Monday, 23 April 2012

I firmly believe that individual awards should be based on individual performance. Sounds simple right? How many times do you hear that LeBron isn't MVP because he plays with D-Wade, or that Kevin Love can't be an MVP candidate since the T-wolves can't sniff .500? It's like measuring player success based on team results. Do you have to win a title to be an elite player? If that was true then shouldn't elite teams be measured on individual awards? Of course not.

It's not hard to tell that like many people with an NBA-OCD, I stare at advanced stats at a near-blinding rate. There is always such a hidden story deep in a box score. Look at how many times a team loses despite having someone go for 35+. Is that a continual failure of the team to match the scorer's efforts? Often that is the way the highlight package is presented to you. But dig a little deeper. Instead of shooting 28 times at a 40% clip, and getting your 40 followed by the standard post-game "I would trade all the points for a win" speech, does it ever occur to guys that maybe there is a way to do just that - trade your points for a win? Everyone knows that there is high value shots (close to the rim, corner 3's) and low value shots (vs the double team, long two's etc) so if you can pass up some of those misses (since the misses are disproportionately low value shots) you start trading-up for a greater chance at winning the game. That is the goal, right?

There is a lot of potential choices for the Most Improved Player award. Some guys went from underwhelming to above average (Roy Hibbert, Goran Dragic, Jonas Jerebko, Jason Thompson, Gordon Hayward), guys who went from terrible to slightly below average (Roddy Beaubois, Nate Robinson, Michael Beasley, Linas Kleiza) and one guy who went from terrible at a historic level, to just unusually bad - TO's own Andrea Bargnani.

Very few above average players are able to improve as substantially as the above guys. Brandon Rush went from average-level shooting to above average across all measures (FG%, 2 point FG%, 3 point FG%, TS%, eFG%). Ersan Ilyasova - all he did was go from mostly average to well above average at basically everything. How about adding this weapon - he went from a 30% 3 point shooter to 45%! Not to mention he's picking up 4 more boards a game. At just over 15/48 mins he'll get you 4 more than the average.

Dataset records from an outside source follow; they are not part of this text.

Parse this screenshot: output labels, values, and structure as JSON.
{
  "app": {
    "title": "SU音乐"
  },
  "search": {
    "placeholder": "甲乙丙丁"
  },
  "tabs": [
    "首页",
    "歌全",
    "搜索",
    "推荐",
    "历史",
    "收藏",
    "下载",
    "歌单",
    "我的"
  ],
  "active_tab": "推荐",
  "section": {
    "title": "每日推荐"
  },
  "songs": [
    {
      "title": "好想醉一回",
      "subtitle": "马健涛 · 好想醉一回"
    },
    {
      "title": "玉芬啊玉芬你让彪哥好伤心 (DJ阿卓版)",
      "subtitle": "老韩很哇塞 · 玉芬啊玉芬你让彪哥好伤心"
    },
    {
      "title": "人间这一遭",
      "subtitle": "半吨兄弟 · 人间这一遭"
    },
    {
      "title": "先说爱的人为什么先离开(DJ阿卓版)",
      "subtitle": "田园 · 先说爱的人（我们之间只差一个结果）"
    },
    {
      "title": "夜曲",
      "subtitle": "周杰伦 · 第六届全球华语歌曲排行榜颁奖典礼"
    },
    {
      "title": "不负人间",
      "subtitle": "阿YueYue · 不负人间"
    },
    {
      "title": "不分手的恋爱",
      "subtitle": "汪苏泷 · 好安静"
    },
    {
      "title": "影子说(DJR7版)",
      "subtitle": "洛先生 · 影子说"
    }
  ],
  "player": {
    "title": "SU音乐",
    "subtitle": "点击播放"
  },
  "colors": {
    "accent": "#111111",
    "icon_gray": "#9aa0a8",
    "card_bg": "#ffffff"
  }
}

However one guy smashed his way into the upper levels of the most elite group of players. Since last season, this shooting guard is getting almost 20% more points per 48 minutes, increased his rebounds, decreased his fouls and went from a good shooter to well above average in all measurable ways. He has a better 3pt%, eFg%, TS%, FT%, and more free throw attempts than Dwyane Wade. If you are a Kobe fan, you do not want to run a comparison to him. Simply put, he is the best mix of efficient scoring and versatile range in the league. Somehow he manages to be the least noticed elite talent in the NBA while. The most improved player is James Harden.